Among the 63 patients in Cohort B who had received at least 4 prior lines of therapy, the confirmed ORR was 33.3% (95% CI, 22.0-46.3) and median DOR was not reached (95% CI, not estimable, not estimable) after a median follow-up of 10.2 months; DOR rate at 9 months was 84.3% (95% CI, 58.7-94.7).

The most common adverse reactions reported in the study were cytokine release syndrome (CRS), fatigue, injection site reaction, diarrhea, upper respiratory tract infection, musculoskeletal pain, pneumonia, decreased appetite, rash, cough, nausea, pyrexia, decreased lymphocytes, decreased neutrophils, decreased hemoglobin, decreased white blood cells, and decreased platelets.

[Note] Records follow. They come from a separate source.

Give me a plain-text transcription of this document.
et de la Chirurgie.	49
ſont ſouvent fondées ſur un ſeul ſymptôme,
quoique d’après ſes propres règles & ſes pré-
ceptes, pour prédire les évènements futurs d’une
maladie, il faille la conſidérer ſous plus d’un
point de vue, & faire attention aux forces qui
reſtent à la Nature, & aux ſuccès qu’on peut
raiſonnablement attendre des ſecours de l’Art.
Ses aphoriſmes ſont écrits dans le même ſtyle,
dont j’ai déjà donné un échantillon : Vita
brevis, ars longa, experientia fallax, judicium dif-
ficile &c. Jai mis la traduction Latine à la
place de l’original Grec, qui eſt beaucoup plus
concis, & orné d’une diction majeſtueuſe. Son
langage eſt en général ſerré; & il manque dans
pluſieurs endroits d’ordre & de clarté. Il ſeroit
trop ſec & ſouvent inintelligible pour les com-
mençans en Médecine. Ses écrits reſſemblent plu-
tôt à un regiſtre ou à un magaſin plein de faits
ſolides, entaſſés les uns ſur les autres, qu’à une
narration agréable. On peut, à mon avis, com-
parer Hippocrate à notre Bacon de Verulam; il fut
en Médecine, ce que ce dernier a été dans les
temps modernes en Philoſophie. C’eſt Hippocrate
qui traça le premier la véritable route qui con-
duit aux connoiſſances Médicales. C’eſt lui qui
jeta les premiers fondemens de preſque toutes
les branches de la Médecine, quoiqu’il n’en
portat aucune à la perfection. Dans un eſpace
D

The prescribing information for Elrexfio includes a Boxed Warning regarding the risks of CRS and neurologic toxicity, including immune effector cell-associated neurotoxicity syndrome. Because of these risks, Elrexfio is only available through a restricted program called the Elrexfio Risk Evaluation and Mitigation Strategy (REMS). To reduce the incidence and severity of CRS, Elrexfio should be administered according to the step-up dosing schedule described in the labeling. Patients should be hospitalized for 48 hours after administration of the first step-up dose, and for 24 hours after administration of the second step-up dose.

Elrexfio is supplied as a ready-to-use solution in 76mg/1.9 mL (40mg/mL) and 44mg/1.1 mL (40mg/mL) single-dose vials. The solution does not require dilution prior to subcutaneous administration. The product is expected to be available in the coming weeks. Pfizer announced that the MagnetisMM-5 study (ClinicalTrials.gov Identifier: NCT05020236) will serve as the confirmatory trial to support the clinical benefit of Elrexfio.